最近弁護士が懲戒請求をした相手を訴えるというのがニュースになっていましたが,これはしばしばある話です。
私も懲戒請求をした弁護士から訴えられた側の弁護をしたことがあります。
そのケースは,懲戒請求してしまったのも気持的には分かる話ではありました。
一方で,程度というところの問題から,おそらく懲戒にはならんだろうなというところでもありました。

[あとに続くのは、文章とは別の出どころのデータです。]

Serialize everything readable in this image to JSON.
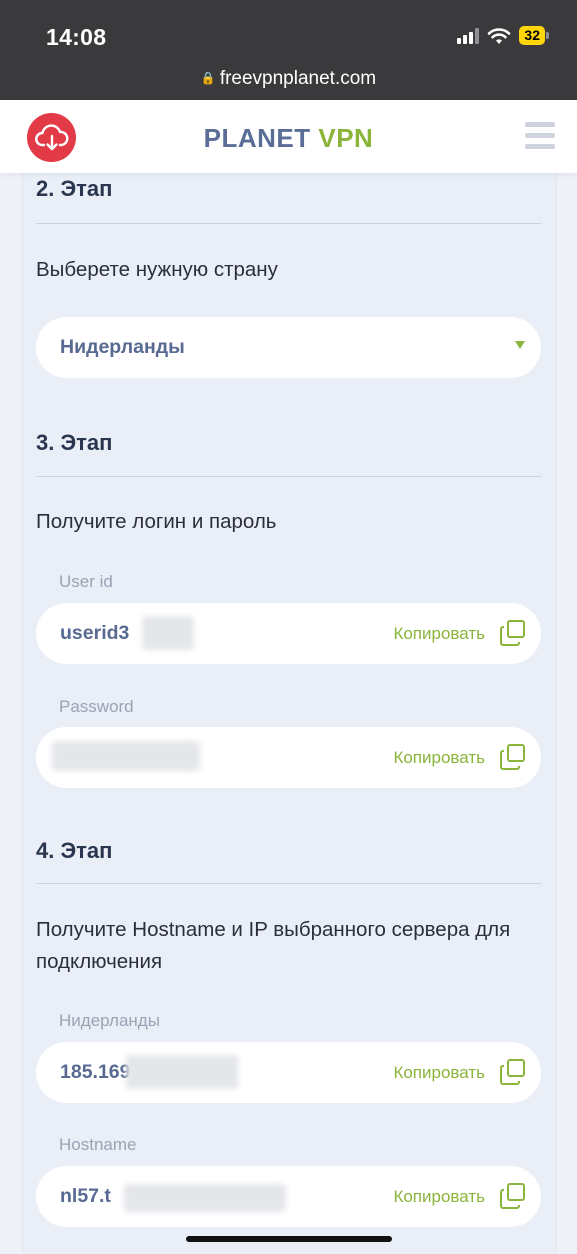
{
  "status_bar": {
    "time": "14:08",
    "battery": "32",
    "url": "freevpnplanet.com"
  },
  "header": {
    "brand_part1": "PLANET",
    "brand_part2": "VPN",
    "logo_icon": "cloud-download-icon",
    "menu_icon": "hamburger-menu-icon"
  },
  "stage2": {
    "title": "2. Этап",
    "description": "Выберете нужную страну",
    "country_selected": "Нидерланды"
  },
  "stage3": {
    "title": "3. Этап",
    "description": "Получите логин и пароль",
    "userid_label": "User id",
    "userid_value": "userid3",
    "password_label": "Password",
    "password_value": ""
  },
  "stage4": {
    "title": "4. Этап",
    "description": "Получите Hostname и IP выбранного сервера для подключения",
    "ip_label": "Нидерланды",
    "ip_value": "185.169",
    "hostname_label": "Hostname",
    "hostname_value": "nl57.t"
  },
  "copy_label": "Копировать",
  "colors": {
    "accent_green": "#8bb43b",
    "brand_blue": "#5a6d96",
    "logo_red": "#e23b47"
  }
}
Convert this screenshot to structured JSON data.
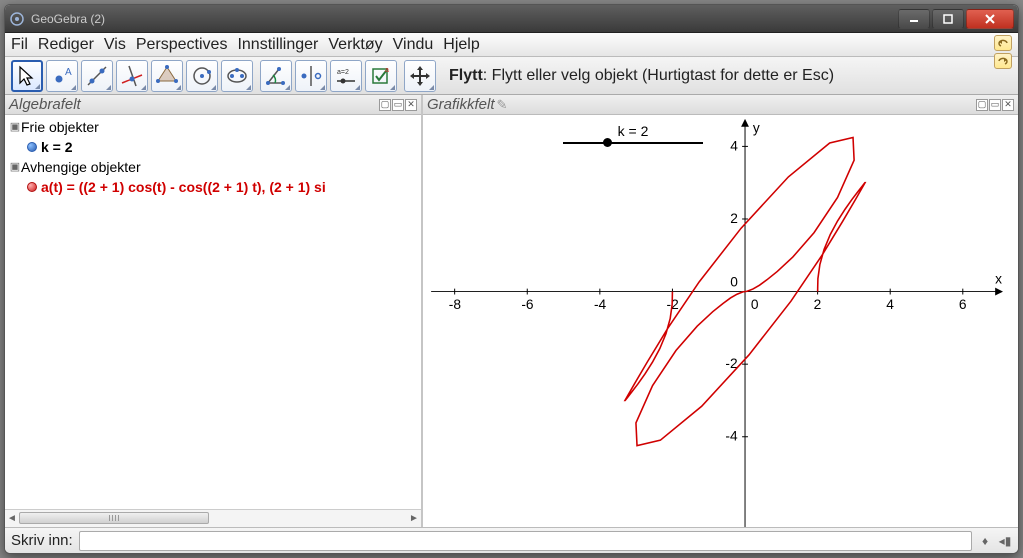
{
  "window": {
    "title": "GeoGebra (2)"
  },
  "menu": {
    "file": "Fil",
    "edit": "Rediger",
    "view": "Vis",
    "perspectives": "Perspectives",
    "settings": "Innstillinger",
    "tools": "Verktøy",
    "window": "Vindu",
    "help": "Hjelp"
  },
  "toolbar": {
    "desc_title": "Flytt",
    "desc_rest": ": Flytt eller velg objekt (Hurtigtast for dette er Esc)"
  },
  "panes": {
    "algebra_title": "Algebrafelt",
    "graphics_title": "Grafikkfelt"
  },
  "tree": {
    "free_label": "Frie objekter",
    "k_label": "k = 2",
    "dep_label": "Avhengige objekter",
    "a_label": "a(t) = ((2 + 1) cos(t) - cos((2 + 1) t), (2 + 1) si"
  },
  "slider": {
    "label": "k = 2"
  },
  "axes": {
    "x_label": "x",
    "y_label": "y",
    "x_ticks": {
      "m8": "-8",
      "m6": "-6",
      "m4": "-4",
      "m2": "-2",
      "0": "0",
      "2": "2",
      "4": "4",
      "6": "6"
    },
    "y_ticks": {
      "4": "4",
      "2": "2",
      "0": "0",
      "m2": "-2",
      "m4": "-4"
    }
  },
  "inputbar": {
    "label": "Skriv inn:",
    "value": ""
  },
  "chart_data": {
    "type": "parametric-curve",
    "title": "",
    "xlabel": "x",
    "ylabel": "y",
    "xlim": [
      -9,
      7
    ],
    "ylim": [
      -5,
      5
    ],
    "x_ticks": [
      -8,
      -6,
      -4,
      -2,
      0,
      2,
      4,
      6
    ],
    "y_ticks": [
      -4,
      -2,
      0,
      2,
      4
    ],
    "parameters": {
      "k": 2
    },
    "series": [
      {
        "name": "a(t)",
        "color": "#d00000",
        "formula": "x(t) = (k+1) cos(t) - cos((k+1) t),  y(t) = (k+1) sin(t) - sin((k+1) t)",
        "t_range": [
          0,
          6.283185307
        ],
        "samples": [
          [
            2.0,
            0.0
          ],
          [
            2.008,
            0.358
          ],
          [
            2.063,
            0.745
          ],
          [
            2.179,
            1.163
          ],
          [
            2.349,
            1.572
          ],
          [
            2.549,
            1.943
          ],
          [
            2.755,
            2.266
          ],
          [
            2.947,
            2.537
          ],
          [
            3.11,
            2.753
          ],
          [
            3.232,
            2.911
          ],
          [
            3.302,
            3.0
          ],
          [
            3.309,
            3.0
          ],
          [
            3.232,
            2.867
          ],
          [
            3.042,
            2.537
          ],
          [
            2.695,
            1.943
          ],
          [
            2.124,
            1.006
          ],
          [
            1.264,
            -0.266
          ],
          [
            0.107,
            -1.747
          ],
          [
            -1.195,
            -3.159
          ],
          [
            -2.333,
            -4.095
          ],
          [
            -2.977,
            -4.245
          ],
          [
            -3.005,
            -3.618
          ],
          [
            -2.549,
            -2.592
          ],
          [
            -1.902,
            -1.625
          ],
          [
            -1.318,
            -0.955
          ],
          [
            -0.889,
            -0.553
          ],
          [
            -0.604,
            -0.324
          ],
          [
            -0.4,
            -0.176
          ],
          [
            -0.222,
            -0.072
          ],
          [
            -0.06,
            -0.009
          ],
          [
            0.06,
            0.009
          ],
          [
            0.222,
            0.072
          ],
          [
            0.4,
            0.176
          ],
          [
            0.604,
            0.324
          ],
          [
            0.889,
            0.553
          ],
          [
            1.318,
            0.955
          ],
          [
            1.902,
            1.625
          ],
          [
            2.549,
            2.592
          ],
          [
            3.005,
            3.618
          ],
          [
            2.977,
            4.245
          ],
          [
            2.333,
            4.095
          ],
          [
            1.195,
            3.159
          ],
          [
            -0.107,
            1.747
          ],
          [
            -1.264,
            0.266
          ],
          [
            -2.124,
            -1.006
          ],
          [
            -2.695,
            -1.943
          ],
          [
            -3.042,
            -2.537
          ],
          [
            -3.232,
            -2.867
          ],
          [
            -3.309,
            -3.0
          ],
          [
            -3.302,
            -3.0
          ],
          [
            -3.232,
            -2.911
          ],
          [
            -3.11,
            -2.753
          ],
          [
            -2.947,
            -2.537
          ],
          [
            -2.755,
            -2.266
          ],
          [
            -2.549,
            -1.943
          ],
          [
            -2.349,
            -1.572
          ],
          [
            -2.179,
            -1.163
          ],
          [
            -2.063,
            -0.745
          ],
          [
            -2.008,
            -0.358
          ],
          [
            -2.0,
            0.0
          ]
        ]
      }
    ],
    "sliders": [
      {
        "name": "k",
        "value": 2,
        "min": -5,
        "max": 5
      }
    ]
  }
}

懲戒請求がどのような場合に違法になるかについては,最高裁平成19年4月24日判決が,
請求をする者は,懲戒請求を受ける対象者の利益が不当に侵害されることがないように,対象者に懲戒事由があることを事実上及び法律上裏付ける相当な根拠について調査,検討をすべき義務を負うものというべきである
とした上で,
懲戒請求が事実上又は法律上の根拠を欠く場合において,請求者が,そのことを知りながら又は通常人であれば普通の注意を払うことによりそのことを知り得たのに,あえて懲戒を請求するなど,懲戒請求が弁護士懲戒制度の趣旨目的に照らし相当性を欠くと認められるときには,違法な懲戒請求として不法行為を構成すると解するのが相当である
としています。
請求者は請求の根拠があるかについて調査,検討をする義務があるとされているわけで,ろくに調査検討もしなくて,根拠があると軽信すれば,違法となりうるわけです。
一方で,根拠を欠いていたとしても,調査検討の上,普通の注意を払っても根拠がなかったと知り得なかったといえるような場合には,違法となりません。
私が依頼を受けたケースでは,懲戒にはならないだろうがだからといって請求が違法にまではならんだろうというところだったので,裁判所のプッシュもあって,こちらは懲戒を取り下げ,相手は請求を放棄するということで,和解となりました。